Selection on chunked data

Selection on chunked data
Picture by Pixabay - Licence: CC0

In the post I wrote last year about the lessons learned from building a table component, I mentioned just a few lines about the selection. Still, I think it’s worth writing a separate post about it, as it’s an interesting topic.

What is chunked data in this context?

In this context, “chunked data” refers to the fact that you will not have all the data at the same time in the client, and you will have only access to a subset of the data at a time, and to some metadata, for example, the total number of rows.

This is a very common scenario when you are dealing with large datasets or when you want to give the user the fastest possible response time.

If you check the previous post, I mentioned the internal pagination, which means the data is chunked into pages, but it is a UI chunking, not a data chunking as you have all the data available in the client and you chuck it for render porpouses, so it is not the same case.

Selection on non-chunked data

Imagine you have a table and you have all the rows, for example 1000 rows, handle the selecte rows state is straightforward, you can just have an array of the selected rows (you can store ref to the rows or the row ids, it depends on your use case), even if the data has groups, we donnt need to take care of that, as the final selection are items, not groups, so if you have a group with 10 rows, and the user selects the group, you just add the 10 rows to the selected rows array.

If you need to execute an action on the selected rows in the backend, you just send the array of selected rows (in most cases, it’s better to send the IDs of the selected rows). And the backend can just execute the action.
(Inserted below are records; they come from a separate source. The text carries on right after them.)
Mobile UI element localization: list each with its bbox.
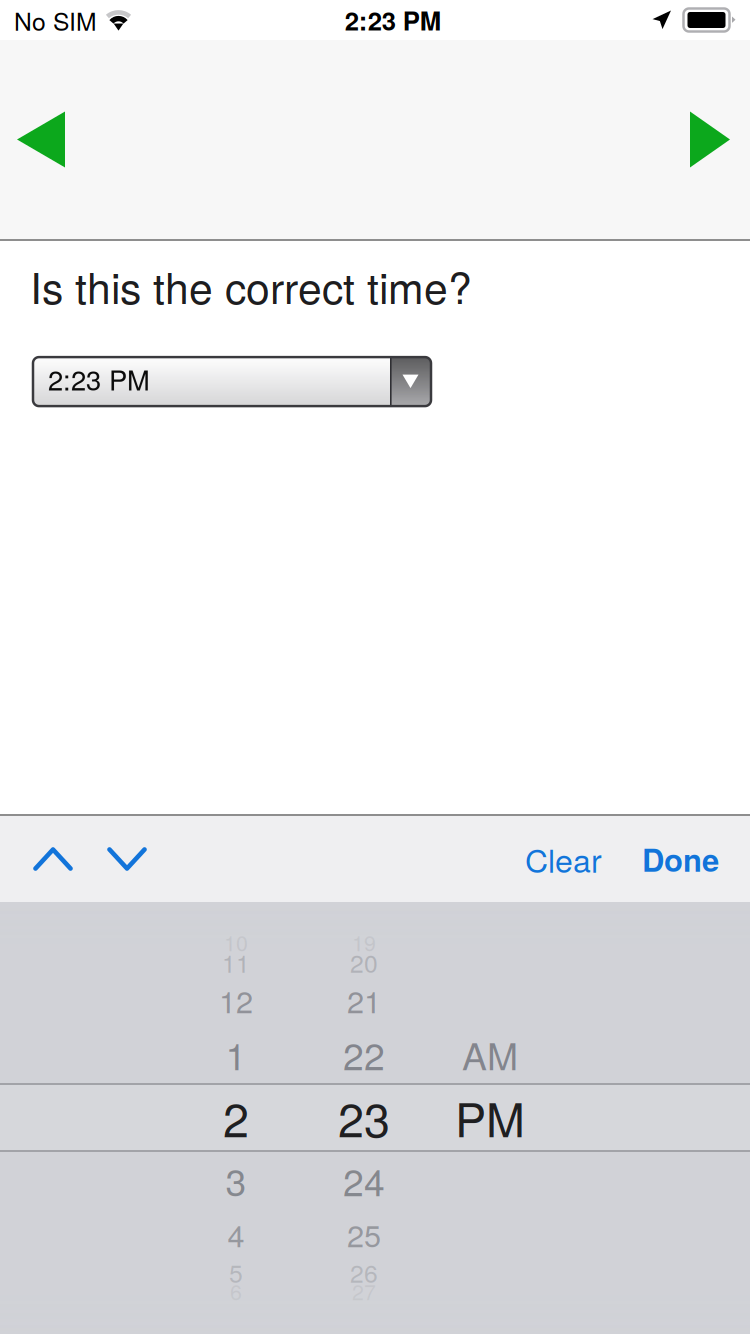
staticText: PM: [455, 1084, 525, 1150]
staticText: Clear: [525, 836, 602, 882]
button[interactable]: Previous field: [0, 816, 107, 902]
staticText: 2:23 PM: [48, 359, 150, 398]
staticText: 19: [352, 927, 376, 957]
staticText: 27: [352, 1276, 376, 1306]
button[interactable]: Clear: [505, 816, 622, 902]
staticText: 11: [222, 944, 250, 980]
staticText: Is this the correct time?: [30, 255, 472, 316]
button[interactable]: Done: [622, 816, 750, 902]
staticText: 5: [229, 1254, 243, 1290]
button[interactable]: Next field: [107, 816, 181, 902]
button[interactable]: Next: [670, 40, 750, 239]
staticText: 6: [230, 1276, 242, 1306]
staticText: 2: [223, 1084, 249, 1150]
staticText: 26: [350, 1254, 378, 1290]
staticText: 3: [226, 1153, 246, 1207]
staticText: 24: [343, 1153, 385, 1207]
staticText: 10: [224, 927, 248, 957]
staticText: 20: [350, 944, 378, 980]
button[interactable]: 2:23 PM: [33, 357, 431, 406]
staticText: 23: [338, 1084, 390, 1150]
staticText: 25: [347, 1212, 381, 1256]
staticText: 1: [226, 1027, 246, 1081]
staticText: 12: [219, 978, 253, 1022]
staticText: 21: [347, 978, 381, 1022]
staticText: 4: [228, 1212, 244, 1256]
staticText: Done: [642, 837, 719, 881]
staticText: No SIM: [14, 2, 97, 38]
staticText: 2:23 PM: [345, 2, 441, 38]
staticText: 22: [343, 1027, 385, 1081]
button[interactable]: Previous: [0, 40, 85, 239]
staticText: AM: [462, 1027, 518, 1081]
This case is simple but doesn’t scale well in multiple ways:

  • You need to load all the data in the client, probably via an API call, and the backend needs to get it from the database, that means, database executions time, network time, parse time (CPU and memory), and client rendering time and also the memory usage in the client to store all the dataset, which can be a problem if you have a lot of data.
  • You need to keep track of the selected rows in the client, and again will need more memory and network usage as bigger is the dataset.

Selection on chunked data

So the natural next step is to chunk the data and only load a subset of the data at a time, to reduce the memory usage and the network usage, but this brings some challenges when it comes to selection.

Imagine you have a table with 1B rows; this probably will be unmanageable in the client (I’m pretty sure it will be), so the reasonable thing to do is to chunk the data, for example, in chunks (pages) of 1000 rows. Doing this, we have a maximum use case, no matter how many rows you have, you will only have 1000 rows in the client at a time, so the memory usage, CPU usage, and network usage for each load have an upper limit.
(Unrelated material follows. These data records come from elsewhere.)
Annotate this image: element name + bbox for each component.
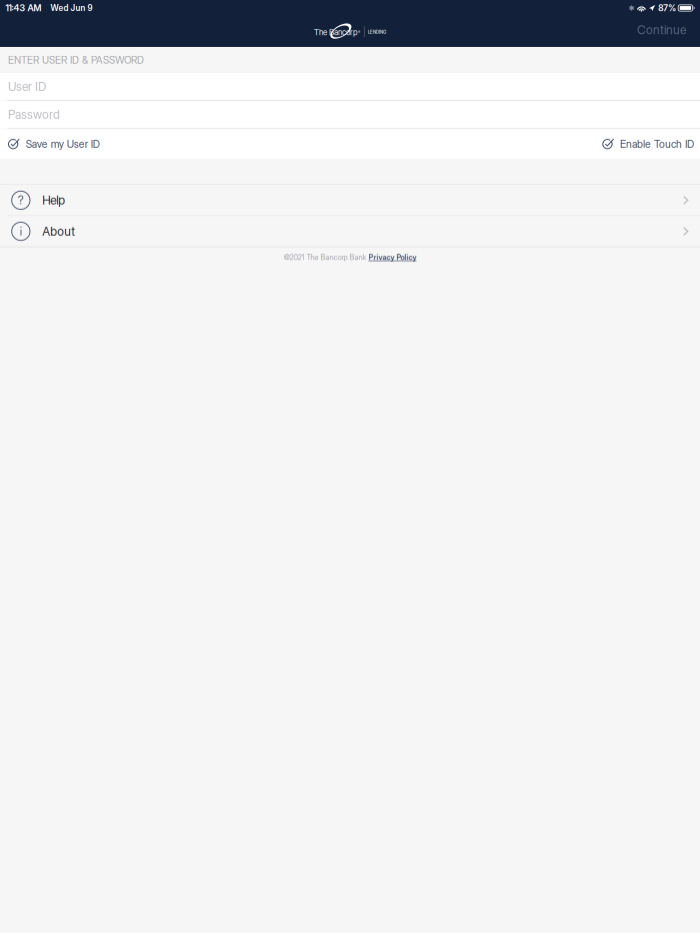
button[interactable]: Password: [0, 101, 700, 128]
staticText: Enable Touch ID: [620, 138, 694, 150]
button[interactable]: ?: [0, 185, 700, 216]
staticText: The Bancorp: [314, 28, 358, 37]
button[interactable]: Continue: [627, 18, 700, 45]
staticText: 87%: [658, 3, 676, 13]
staticText: User ID: [8, 79, 46, 94]
button[interactable]: Enable Touch ID: [602, 138, 694, 150]
staticText: ?: [18, 194, 24, 207]
staticText: Password: [8, 108, 60, 122]
button[interactable]: User ID: [0, 73, 700, 100]
button[interactable]: i: [0, 216, 700, 247]
staticText: 11:43 AM: [5, 3, 41, 14]
staticText: ©2021 The Bancorp Bank: [284, 253, 368, 262]
staticText: Help: [42, 193, 65, 208]
staticText: About: [42, 224, 75, 239]
staticText: Continue: [637, 23, 686, 37]
button[interactable]: Privacy Policy: [368, 253, 416, 262]
staticText: Save my User ID: [26, 138, 100, 150]
staticText: |: [363, 26, 365, 37]
staticText: LENDING: [368, 30, 386, 35]
staticText: Privacy Policy: [368, 253, 416, 262]
button[interactable]: Save my User ID: [8, 138, 100, 150]
staticText: ®: [358, 30, 360, 34]
staticText: ENTER USER ID & PASSWORD: [8, 54, 144, 66]
staticText: Wed Jun 9: [50, 3, 92, 13]
staticText: i: [20, 225, 22, 238]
This brings us a new challenge: how to handle the selection.

You can think it can work like the previous case, just store the selected rows in an array, and you are right, when the data chunk is loaded, we now the rows ids and when the user select a row, we just add the row id to the selected rows array, when the user navigates to the next page (chunk) we don’t clear the array, just keep adding the new selected rows.

But in terms of User Experience, this forces the user to visit all the pages to select all the rows, which is one of the worst UX I can imagine.
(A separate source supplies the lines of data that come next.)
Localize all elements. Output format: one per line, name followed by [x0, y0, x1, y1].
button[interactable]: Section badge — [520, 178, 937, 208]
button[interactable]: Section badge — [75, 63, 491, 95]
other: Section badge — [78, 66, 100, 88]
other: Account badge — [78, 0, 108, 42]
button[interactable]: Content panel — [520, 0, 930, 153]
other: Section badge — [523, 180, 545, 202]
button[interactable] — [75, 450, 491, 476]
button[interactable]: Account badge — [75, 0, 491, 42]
Typically, we will have a select all checkbox or button, that allows the user to select all, which INDICATE HE/SHE WANTS to select all the rows, even the ones that are not loaded.

Action vs Wants to

That is the key point, in the non-chunked data case, when the user select a row or click on select all, or select all in a group, we are just selecting the rows, adding them to the selected rows array, because we are executing the action the user wants to execute or we will execute it as we know all the items, but in the chunked data case, we are not executing the action (only the backend could execute it), in this case we are just indicating that the user wants to select all rows, or to select a group, or a single row, but is the backend the one will execute the action, and for that it needs to be able to recreate the real list of select items based on the user desires which is what we will store in the client and send to the backend.

Possible cases

Select all rows

As we mentioned, the user can have a button or a checkbox (let’s use this in the examples) to select/deselect all rows. In this case, we need to store the status of this checkbox (and send it to the backend later)

We could represent it like this:

const selectedStatus = {
  all: false
};

Select/Deselect rows (select all is false)

When the user selects a row, we need to store the row id in the selected rows array, we can do it as we have in the memory the rows ids, so we can just add a an array of ids of selected rows to our selectedStatus, and add the selected rows and when the user deselect it, jsut remove the id from it. Right? Spoiler: NO. Let’s see the next case before that.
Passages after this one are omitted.